Marijuana laws in America are a running joke. By now, you could be forgiven for forgetting to laugh, but it’s undeniably true. Everyone knows it. Look at the blatant incongruity, always fodder for humor:
Marijuana is federally illegal in all 50 states, yet is sold openly in licensed, taxable transactions in over a dozen of them. Cannabis is legitimate medicine, a fact proven time and again by scientific method as well as personal anecdote, yet is officially classified as more dangerous and less medical than cocaine and methamphetamine. The government could shut down and seize all the assets of any one of the many marijuana businesses generating tens of billions of dollars of economic activity every year for being illegal—but demands they pay federal taxes in the meantime, all in cash. And state-legal marijuana use can get you fired and get your kids taken away from you—that is, if you can actually find any.
And all this is for your own good! We’re the government, we’re here to help.
You could go on and on. You could easily go on for 17 minutes, as comedian John Oliver did on his show Last Week Tonight on Sunday.
Very little of the absurdity surrounding America’s long, drawn-out, and ultimately completely futile prohibition on cannabis went untouched as Oliver built towards his ultimate point: Federal cannabis law needs a drastic overhaul. (We even got to hear Attorney General Jeff Sessions quote Lady Gaga again!)
“If you have marijuana right now, even if you are acting completely legally according to your state, you may still be in serious jeopardy,” he said. “You could lose your home, job or possessions. This story is genuinely worth worrying about.”
We know nothing about federal marijuana prohibition makes any sense, but Oliver lays out the problems in a way that nobody could deny—not even true believers in the DEA.

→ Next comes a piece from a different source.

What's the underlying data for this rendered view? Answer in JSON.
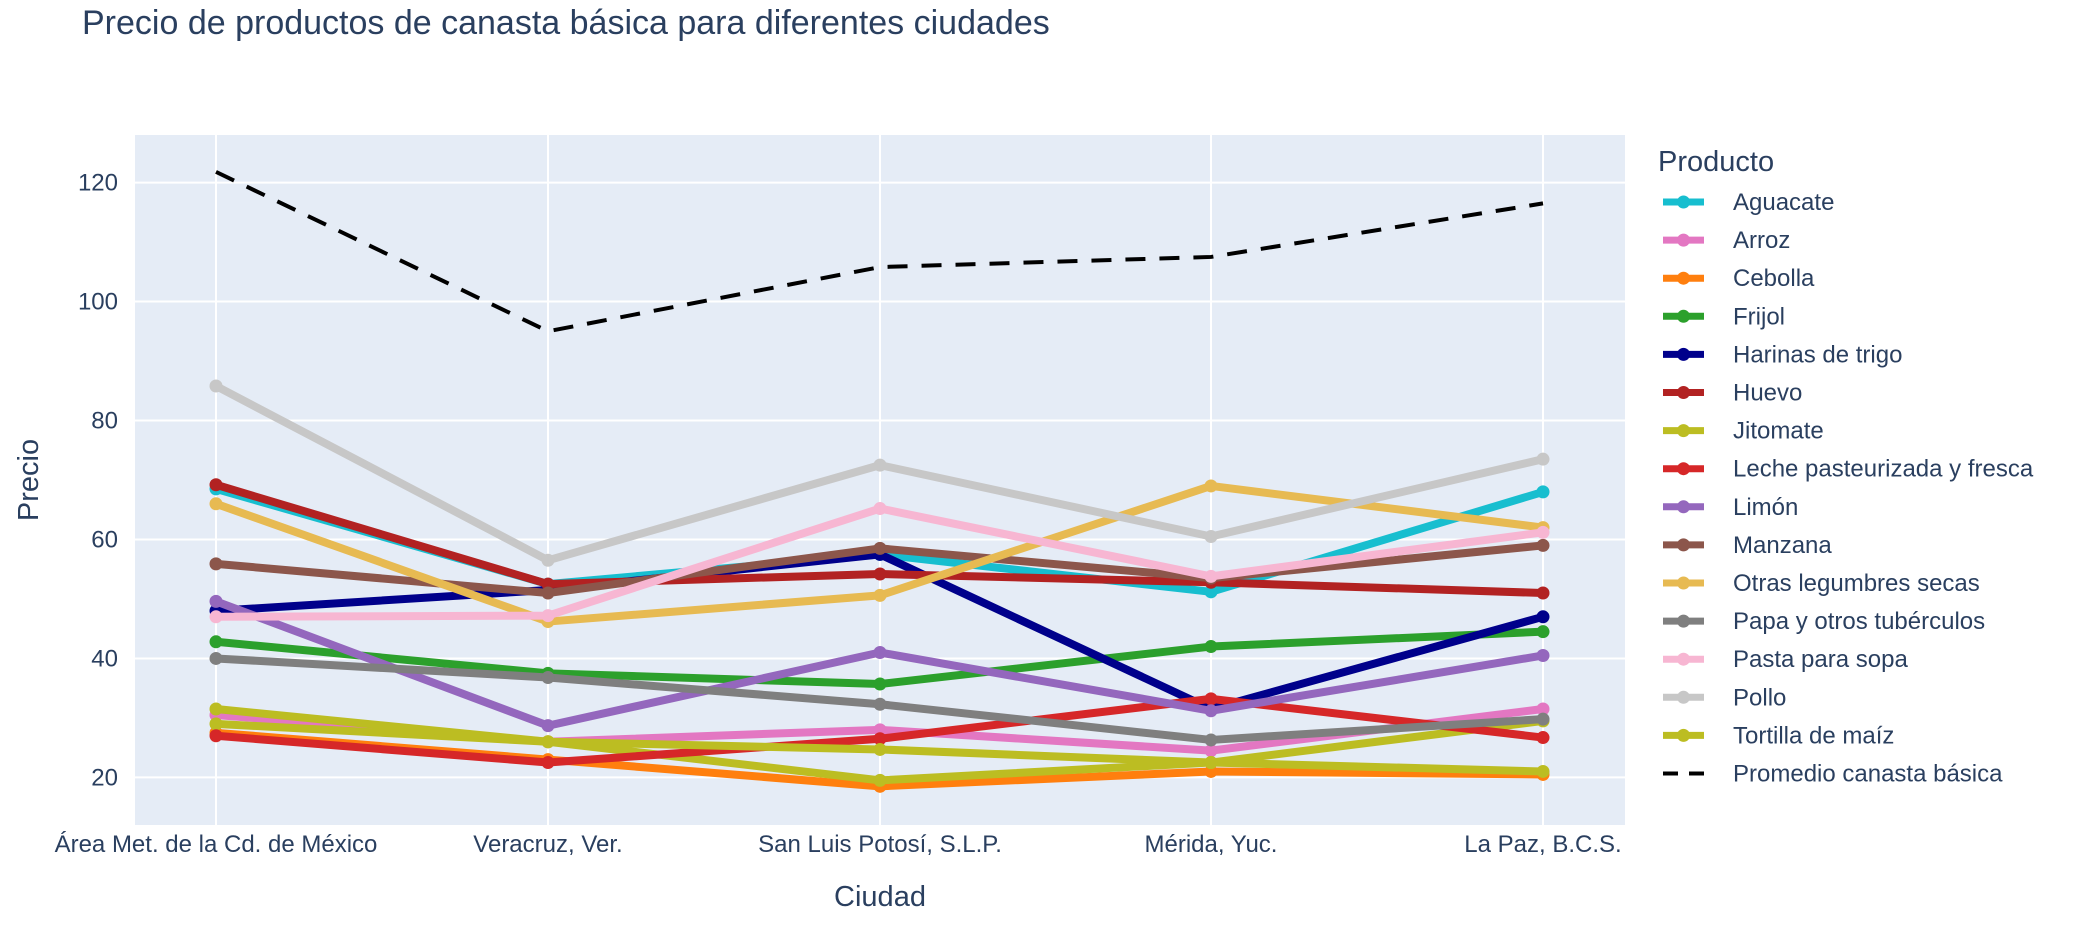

We have military veterans like Kentucky’s Danny Belcher, a Vietnam vet who is able to survive his PTSD episodes, get up at 6 a.m. to work out and then volunteer at the local V.A., as long as he’s able to use marijuana. By the way, this makes him a “criminal.”

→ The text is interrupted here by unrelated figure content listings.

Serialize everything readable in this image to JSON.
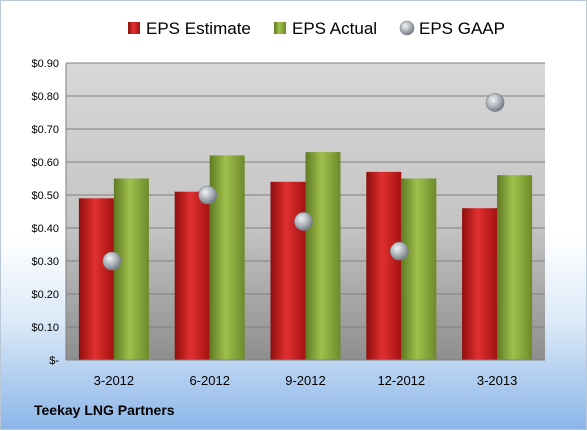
{
  "company": "Teekay LNG Partners",
  "chart_data": {
    "type": "bar",
    "categories": [
      "3-2012",
      "6-2012",
      "9-2012",
      "12-2012",
      "3-2013"
    ],
    "series": [
      {
        "name": "EPS Estimate",
        "type": "bar",
        "color": "#cc1f1f",
        "values": [
          0.49,
          0.51,
          0.54,
          0.57,
          0.46
        ]
      },
      {
        "name": "EPS Actual",
        "type": "bar",
        "color": "#8aa83a",
        "values": [
          0.55,
          0.62,
          0.63,
          0.55,
          0.56
        ]
      },
      {
        "name": "EPS GAAP",
        "type": "scatter",
        "color": "#9aa3ab",
        "values": [
          0.3,
          0.5,
          0.42,
          0.33,
          0.78
        ]
      }
    ],
    "ylim": [
      0,
      0.9
    ],
    "yticks": [
      0,
      0.1,
      0.2,
      0.3,
      0.4,
      0.5,
      0.6,
      0.7,
      0.8,
      0.9
    ],
    "ytick_labels": [
      "$-",
      "$0.10",
      "$0.20",
      "$0.30",
      "$0.40",
      "$0.50",
      "$0.60",
      "$0.70",
      "$0.80",
      "$0.90"
    ],
    "grid": true,
    "legend": "top"
  }
}
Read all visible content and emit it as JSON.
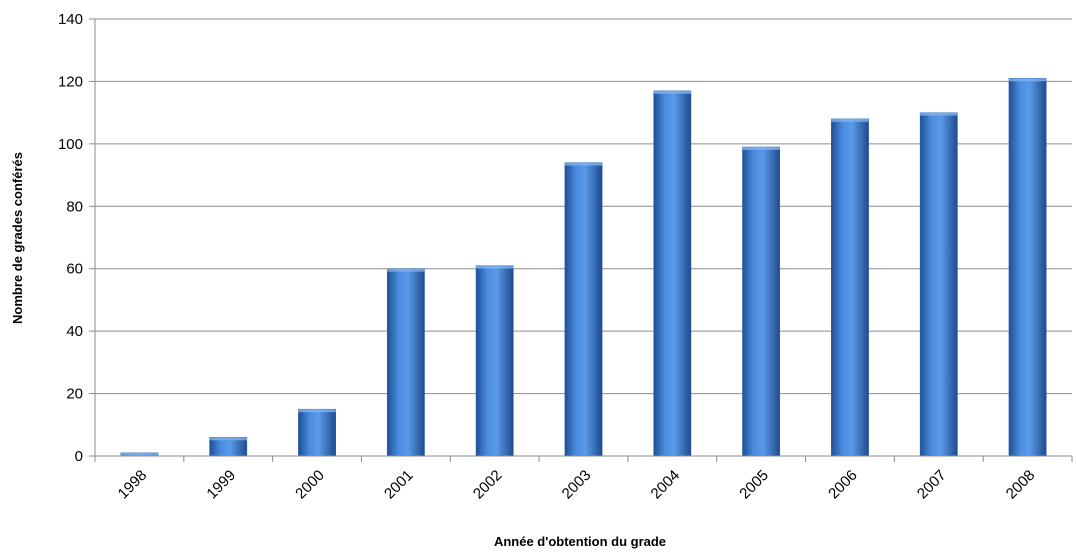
{
  "chart_data": {
    "type": "bar",
    "title": "",
    "xlabel": "Année d'obtention du grade",
    "ylabel": "Nombre de grades conférés",
    "categories": [
      "1998",
      "1999",
      "2000",
      "2001",
      "2002",
      "2003",
      "2004",
      "2005",
      "2006",
      "2007",
      "2008"
    ],
    "values": [
      1,
      6,
      15,
      60,
      61,
      94,
      117,
      99,
      108,
      110,
      121
    ],
    "ylim": [
      0,
      140
    ],
    "yticks": [
      "0",
      "20",
      "40",
      "60",
      "80",
      "100",
      "120",
      "140"
    ],
    "grid": true,
    "legend": "none",
    "bar_color": "#3f7fd0"
  }
}
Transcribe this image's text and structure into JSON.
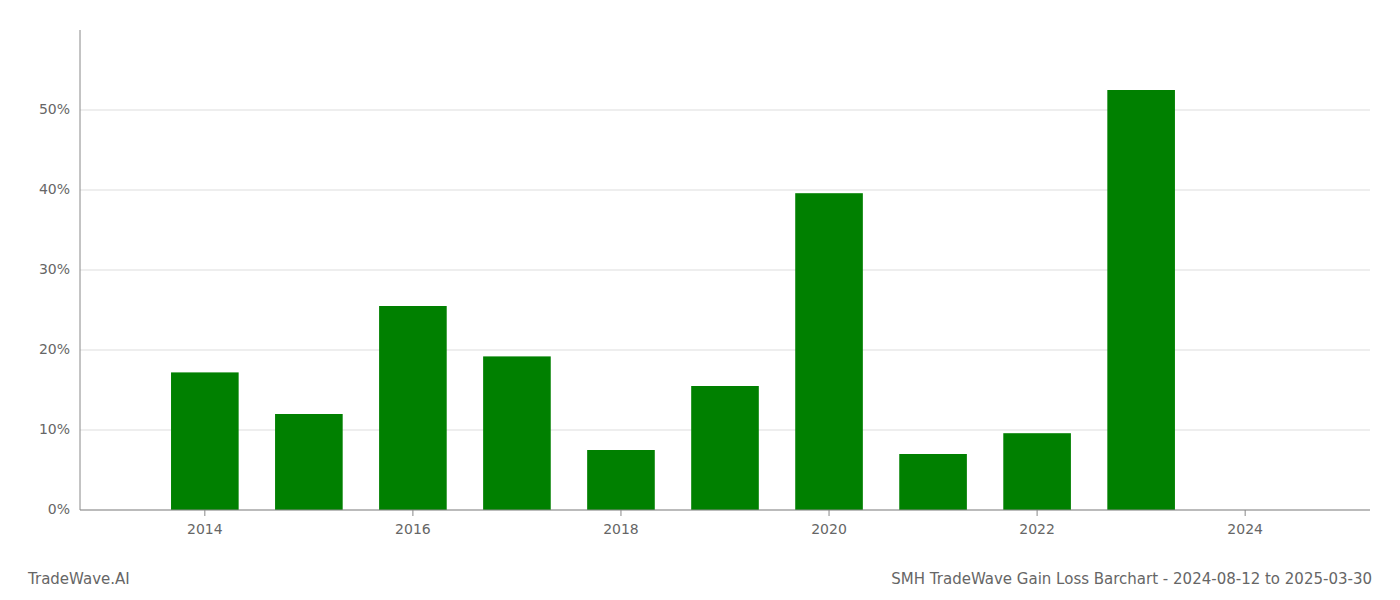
{
  "chart_data": {
    "type": "bar",
    "title": "SMH TradeWave Gain Loss Barchart - 2024-08-12 to 2025-03-30",
    "annotations": [
      "TradeWave.AI"
    ],
    "x": [
      2014,
      2015,
      2016,
      2017,
      2018,
      2019,
      2020,
      2021,
      2022,
      2023
    ],
    "values": [
      0.172,
      0.12,
      0.255,
      0.192,
      0.075,
      0.155,
      0.396,
      0.07,
      0.096,
      0.525
    ],
    "color": "#008000",
    "xlim": [
      2012.8,
      2025.2
    ],
    "xticks": [
      2014,
      2016,
      2018,
      2020,
      2022,
      2024
    ],
    "ylim": [
      0,
      0.6
    ],
    "yticks": [
      {
        "value": 0.0,
        "label": "0%"
      },
      {
        "value": 0.1,
        "label": "10%"
      },
      {
        "value": 0.2,
        "label": "20%"
      },
      {
        "value": 0.3,
        "label": "30%"
      },
      {
        "value": 0.4,
        "label": "40%"
      },
      {
        "value": 0.5,
        "label": "50%"
      }
    ],
    "grid": true
  }
}
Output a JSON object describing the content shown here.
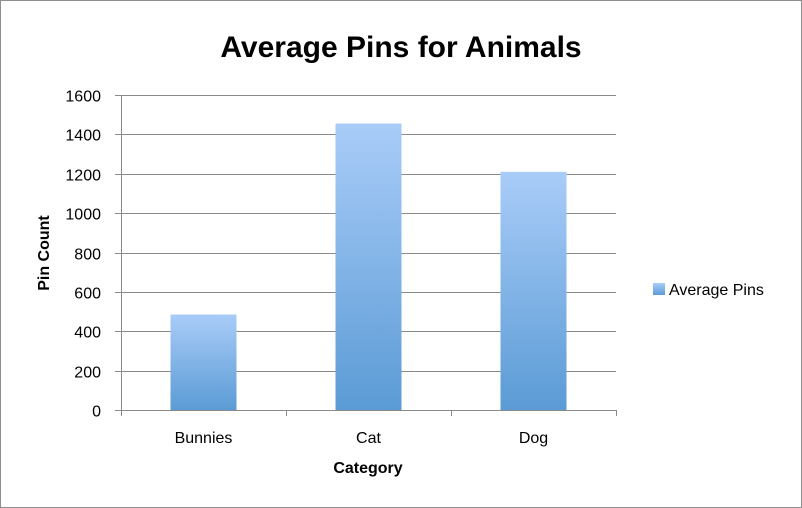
{
  "chart_data": {
    "type": "bar",
    "title": "Average Pins for Animals",
    "xlabel": "Category",
    "ylabel": "Pin Count",
    "categories": [
      "Bunnies",
      "Cat",
      "Dog"
    ],
    "series": [
      {
        "name": "Average Pins",
        "values": [
          485,
          1455,
          1210
        ]
      }
    ],
    "ylim": [
      0,
      1600
    ],
    "yticks": [
      0,
      200,
      400,
      600,
      800,
      1000,
      1200,
      1400,
      1600
    ],
    "grid": true,
    "legend_position": "right",
    "colors": {
      "bar_top": "#a9ccf8",
      "bar_bottom": "#5b9bd5",
      "grid": "#8a8a8a"
    }
  }
}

“So for all the talk you hear of marijuana being a gateway drug, in his case, that gateway led to peaceful sleep, rigorous exercise and community service,” Oliver said. “Pretty nice fucking gate it turns out. Nice one to walk through if you get the chance.”
And, Oliver argues, this is something everyone in America—everyone in the world!—should be worried about, whether or not they’re one of the 60 percent of Americans who thinks cannabis should be legalized.
“Marijuana laws affect everything, from environment regulations to international treaties,” Oliver said. “All of this is a lot of work, which is why we should start right now.”